Earlier this fall I had a chance to meet one of my absolute idols from decades ago.
Back in junior high and high school I played trumpet, and in the summer before my junior year, a trumpet player released an album of three classical era trumpet concertos: one by Haydn: one by Hummel and one by Leopold Mozart. The playing on each was smoother and crisper and lighter than any player I’d ever heard—than any of us in the band had ever heard. The runs and the jumps and the high notes all sounded effortless. This is how we all wanted to play. I got a tape of the album and wore it out.

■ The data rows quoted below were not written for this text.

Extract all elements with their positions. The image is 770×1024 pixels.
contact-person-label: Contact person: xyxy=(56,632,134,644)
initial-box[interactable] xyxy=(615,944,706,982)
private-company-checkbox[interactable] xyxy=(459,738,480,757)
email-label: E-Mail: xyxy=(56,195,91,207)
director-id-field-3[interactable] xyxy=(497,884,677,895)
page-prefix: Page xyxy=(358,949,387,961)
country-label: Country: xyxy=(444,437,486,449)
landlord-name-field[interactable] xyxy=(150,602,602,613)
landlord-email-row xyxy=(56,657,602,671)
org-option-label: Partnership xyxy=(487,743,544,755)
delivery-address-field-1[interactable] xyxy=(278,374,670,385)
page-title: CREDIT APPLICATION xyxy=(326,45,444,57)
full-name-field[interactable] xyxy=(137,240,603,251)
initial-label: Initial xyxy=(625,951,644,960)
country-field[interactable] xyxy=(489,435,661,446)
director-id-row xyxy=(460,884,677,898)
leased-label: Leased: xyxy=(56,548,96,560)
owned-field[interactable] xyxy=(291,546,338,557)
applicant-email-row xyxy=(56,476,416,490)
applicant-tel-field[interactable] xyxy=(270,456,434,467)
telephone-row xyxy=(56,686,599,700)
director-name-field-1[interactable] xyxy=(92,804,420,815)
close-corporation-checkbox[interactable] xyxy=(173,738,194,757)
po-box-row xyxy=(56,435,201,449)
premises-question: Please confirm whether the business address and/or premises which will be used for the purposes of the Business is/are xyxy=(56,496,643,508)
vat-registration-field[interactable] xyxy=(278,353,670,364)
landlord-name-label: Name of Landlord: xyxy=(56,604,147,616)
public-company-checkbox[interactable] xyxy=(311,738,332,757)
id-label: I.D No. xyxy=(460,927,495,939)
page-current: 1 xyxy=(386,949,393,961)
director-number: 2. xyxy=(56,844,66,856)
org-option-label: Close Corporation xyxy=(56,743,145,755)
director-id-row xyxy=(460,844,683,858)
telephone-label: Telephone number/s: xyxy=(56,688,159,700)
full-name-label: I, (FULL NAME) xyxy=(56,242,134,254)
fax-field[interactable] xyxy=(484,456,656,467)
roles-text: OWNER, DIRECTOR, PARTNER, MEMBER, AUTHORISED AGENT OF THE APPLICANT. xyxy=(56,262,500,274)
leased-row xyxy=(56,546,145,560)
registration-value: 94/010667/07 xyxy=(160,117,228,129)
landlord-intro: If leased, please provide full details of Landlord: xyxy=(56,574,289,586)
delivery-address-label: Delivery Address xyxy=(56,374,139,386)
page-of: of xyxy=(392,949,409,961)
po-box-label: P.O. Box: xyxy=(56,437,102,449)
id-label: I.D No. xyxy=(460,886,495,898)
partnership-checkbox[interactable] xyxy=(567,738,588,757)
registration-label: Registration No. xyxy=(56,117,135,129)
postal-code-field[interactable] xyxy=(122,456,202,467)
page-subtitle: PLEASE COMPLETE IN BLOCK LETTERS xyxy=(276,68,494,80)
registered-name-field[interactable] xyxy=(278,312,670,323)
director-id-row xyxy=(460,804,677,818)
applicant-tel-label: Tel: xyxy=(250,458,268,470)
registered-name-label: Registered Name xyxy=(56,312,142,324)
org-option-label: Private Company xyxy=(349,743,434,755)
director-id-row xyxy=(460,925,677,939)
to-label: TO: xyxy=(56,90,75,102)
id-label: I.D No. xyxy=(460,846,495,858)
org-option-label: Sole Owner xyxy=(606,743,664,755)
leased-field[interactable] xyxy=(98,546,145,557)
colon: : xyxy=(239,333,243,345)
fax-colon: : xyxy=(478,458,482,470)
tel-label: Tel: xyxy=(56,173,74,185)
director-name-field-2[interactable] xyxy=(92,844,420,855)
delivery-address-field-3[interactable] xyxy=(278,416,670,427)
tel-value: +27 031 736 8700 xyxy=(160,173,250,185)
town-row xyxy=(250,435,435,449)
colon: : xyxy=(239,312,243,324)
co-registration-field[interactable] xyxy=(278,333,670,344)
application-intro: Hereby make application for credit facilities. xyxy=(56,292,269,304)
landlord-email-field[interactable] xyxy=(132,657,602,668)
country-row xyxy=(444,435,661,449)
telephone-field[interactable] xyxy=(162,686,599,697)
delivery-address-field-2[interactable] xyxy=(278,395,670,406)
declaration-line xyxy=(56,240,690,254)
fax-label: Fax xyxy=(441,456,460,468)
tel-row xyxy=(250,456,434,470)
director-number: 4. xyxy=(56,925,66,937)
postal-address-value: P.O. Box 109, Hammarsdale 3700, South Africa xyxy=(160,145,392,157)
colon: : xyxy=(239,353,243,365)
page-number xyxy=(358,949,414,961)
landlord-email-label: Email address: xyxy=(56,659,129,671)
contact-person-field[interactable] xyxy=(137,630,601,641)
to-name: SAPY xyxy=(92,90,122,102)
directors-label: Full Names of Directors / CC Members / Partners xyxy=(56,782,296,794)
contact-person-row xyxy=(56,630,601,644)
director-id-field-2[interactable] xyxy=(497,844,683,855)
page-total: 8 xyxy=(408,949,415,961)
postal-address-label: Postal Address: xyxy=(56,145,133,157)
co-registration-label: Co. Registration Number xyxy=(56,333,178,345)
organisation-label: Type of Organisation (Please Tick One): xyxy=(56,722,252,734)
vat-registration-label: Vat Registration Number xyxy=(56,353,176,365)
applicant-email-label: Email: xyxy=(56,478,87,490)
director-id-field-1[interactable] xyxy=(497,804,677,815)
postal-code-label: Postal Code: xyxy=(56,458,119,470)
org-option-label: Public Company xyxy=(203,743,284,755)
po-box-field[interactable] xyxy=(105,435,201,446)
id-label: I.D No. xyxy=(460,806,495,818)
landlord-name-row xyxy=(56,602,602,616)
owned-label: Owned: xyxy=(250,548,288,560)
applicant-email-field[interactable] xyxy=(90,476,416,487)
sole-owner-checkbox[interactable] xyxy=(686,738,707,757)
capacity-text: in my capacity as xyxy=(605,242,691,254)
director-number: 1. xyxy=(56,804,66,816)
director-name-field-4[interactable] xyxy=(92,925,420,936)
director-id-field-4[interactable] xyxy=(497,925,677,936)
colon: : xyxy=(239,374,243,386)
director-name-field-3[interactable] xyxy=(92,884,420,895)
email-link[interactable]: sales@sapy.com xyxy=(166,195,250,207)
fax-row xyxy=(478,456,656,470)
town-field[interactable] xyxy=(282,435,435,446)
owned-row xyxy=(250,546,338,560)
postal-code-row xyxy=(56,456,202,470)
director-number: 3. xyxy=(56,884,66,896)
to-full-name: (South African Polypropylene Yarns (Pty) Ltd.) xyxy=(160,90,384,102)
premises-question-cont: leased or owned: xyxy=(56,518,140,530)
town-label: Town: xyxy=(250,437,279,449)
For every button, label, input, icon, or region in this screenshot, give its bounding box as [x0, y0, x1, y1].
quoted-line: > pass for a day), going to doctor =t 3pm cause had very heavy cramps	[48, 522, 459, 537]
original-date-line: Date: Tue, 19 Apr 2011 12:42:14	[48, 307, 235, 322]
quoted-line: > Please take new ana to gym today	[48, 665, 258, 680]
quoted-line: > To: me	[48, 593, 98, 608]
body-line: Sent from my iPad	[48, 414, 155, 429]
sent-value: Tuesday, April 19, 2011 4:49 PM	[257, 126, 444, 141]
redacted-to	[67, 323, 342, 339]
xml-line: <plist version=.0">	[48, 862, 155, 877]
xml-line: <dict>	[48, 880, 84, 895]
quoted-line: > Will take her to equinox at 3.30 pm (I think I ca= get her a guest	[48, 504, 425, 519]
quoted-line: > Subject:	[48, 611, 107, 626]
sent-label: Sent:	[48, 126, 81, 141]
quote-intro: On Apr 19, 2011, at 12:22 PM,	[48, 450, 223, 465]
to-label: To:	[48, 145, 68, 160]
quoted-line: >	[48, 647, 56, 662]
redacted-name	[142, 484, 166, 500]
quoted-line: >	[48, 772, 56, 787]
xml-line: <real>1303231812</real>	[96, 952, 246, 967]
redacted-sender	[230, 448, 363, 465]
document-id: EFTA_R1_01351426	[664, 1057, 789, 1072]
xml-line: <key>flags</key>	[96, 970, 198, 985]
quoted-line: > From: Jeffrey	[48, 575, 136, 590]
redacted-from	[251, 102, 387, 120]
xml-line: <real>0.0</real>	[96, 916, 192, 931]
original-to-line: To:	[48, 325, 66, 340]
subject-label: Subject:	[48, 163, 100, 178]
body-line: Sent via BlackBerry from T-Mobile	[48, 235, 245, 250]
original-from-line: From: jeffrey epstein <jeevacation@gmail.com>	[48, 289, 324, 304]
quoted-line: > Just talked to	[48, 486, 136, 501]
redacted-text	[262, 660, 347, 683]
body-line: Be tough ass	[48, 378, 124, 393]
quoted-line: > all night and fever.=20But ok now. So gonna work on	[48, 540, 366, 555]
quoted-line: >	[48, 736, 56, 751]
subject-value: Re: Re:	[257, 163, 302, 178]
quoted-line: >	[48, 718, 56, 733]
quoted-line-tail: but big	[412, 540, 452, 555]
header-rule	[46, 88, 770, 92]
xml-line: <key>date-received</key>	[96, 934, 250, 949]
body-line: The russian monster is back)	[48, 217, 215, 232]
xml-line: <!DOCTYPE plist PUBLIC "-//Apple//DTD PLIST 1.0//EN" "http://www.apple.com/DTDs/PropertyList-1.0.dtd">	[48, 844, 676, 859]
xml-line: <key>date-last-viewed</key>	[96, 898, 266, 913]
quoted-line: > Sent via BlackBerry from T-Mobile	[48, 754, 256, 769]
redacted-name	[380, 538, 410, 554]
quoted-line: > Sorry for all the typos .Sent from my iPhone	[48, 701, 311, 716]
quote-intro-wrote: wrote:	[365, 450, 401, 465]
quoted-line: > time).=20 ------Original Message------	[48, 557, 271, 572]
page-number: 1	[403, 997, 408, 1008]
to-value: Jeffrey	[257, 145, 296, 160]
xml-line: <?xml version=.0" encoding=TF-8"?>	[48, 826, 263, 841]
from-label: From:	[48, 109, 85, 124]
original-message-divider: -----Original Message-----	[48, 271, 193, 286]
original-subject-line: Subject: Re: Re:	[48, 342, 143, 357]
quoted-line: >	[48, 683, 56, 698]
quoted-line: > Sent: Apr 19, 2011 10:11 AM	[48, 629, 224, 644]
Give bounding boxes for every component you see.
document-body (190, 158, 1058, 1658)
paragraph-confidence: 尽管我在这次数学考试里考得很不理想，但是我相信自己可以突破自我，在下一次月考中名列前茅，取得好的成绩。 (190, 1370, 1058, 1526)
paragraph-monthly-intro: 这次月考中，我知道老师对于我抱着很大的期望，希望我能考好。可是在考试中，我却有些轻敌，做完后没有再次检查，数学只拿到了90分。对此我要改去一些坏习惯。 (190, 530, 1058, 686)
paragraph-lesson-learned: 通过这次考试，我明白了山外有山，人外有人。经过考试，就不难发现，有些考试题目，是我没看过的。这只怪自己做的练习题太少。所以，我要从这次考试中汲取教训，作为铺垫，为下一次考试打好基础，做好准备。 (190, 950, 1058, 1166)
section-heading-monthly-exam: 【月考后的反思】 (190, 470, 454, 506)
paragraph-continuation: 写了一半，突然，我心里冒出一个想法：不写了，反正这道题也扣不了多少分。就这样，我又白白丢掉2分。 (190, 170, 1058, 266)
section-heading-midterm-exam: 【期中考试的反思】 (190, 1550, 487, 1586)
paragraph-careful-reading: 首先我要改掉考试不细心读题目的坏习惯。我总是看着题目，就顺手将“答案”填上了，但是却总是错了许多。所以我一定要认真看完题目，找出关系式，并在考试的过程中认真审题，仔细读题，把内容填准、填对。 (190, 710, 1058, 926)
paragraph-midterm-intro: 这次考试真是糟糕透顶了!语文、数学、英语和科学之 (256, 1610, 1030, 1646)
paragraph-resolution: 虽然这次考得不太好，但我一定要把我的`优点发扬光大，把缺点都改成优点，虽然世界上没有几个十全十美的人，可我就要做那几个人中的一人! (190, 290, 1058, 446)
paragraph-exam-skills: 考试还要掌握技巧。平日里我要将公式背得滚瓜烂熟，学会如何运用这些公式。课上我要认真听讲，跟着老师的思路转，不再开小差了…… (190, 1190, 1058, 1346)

The player was 21-year-old Wynton Marsalis. He was born in New Orleans, the son of a jazz pianist, and started playing trumpet seriously at age 12. Two years later, he was playing the Haydn concerto with the New Orleans Philharmonic. That Haydn/Hummel/Mozart came out in June of 1983. He received a Grammy for it in 1984.
What was just as amazing, was that Marsalis also won a Grammy for best jazz album that same year. He’s the only musician who’s ever done that. While he kept playing classical pieces and performing with orchestras, he began to release more jazz albums, and explore deeper into what’s usually referred to as the classic style of jazz.
A few years later he began a jazz summer concert series at the famed Lincoln Center in New York City, the home of the Metropolitan Opera and the New York Philharmonic. It was such a success it turned into a permanent performing arts organization called “Jazz at Lincoln Center.” Marsalis was named its artistic director in 1991. Now the Jazz at Lincoln Center Orchestra plays regular gigs in New York and tours all over the country.
From this position, Marsalis has become the country’s leading evangelist for the country’s one truly indigenous art form. He’s appeared on television ranging from Sesame Street to Ken Burns’ multi-part films about American history.
A few years ago, a writer for the Harvard Crimson said that though his multiple roles as “an author, public speaker, public television personality and director of the Lincoln Center Jazz Orchestra,” Wynton Marsalis “has become a musical diplomat, a 21st-century Leonard Bernstein, lecturing and performing on six continents.”
If you were among those who heard him play when he was here in November, count yourself as fortunate. If you haven’t heard him play, be sure to catch the orchestra on tour after the beginning of the year.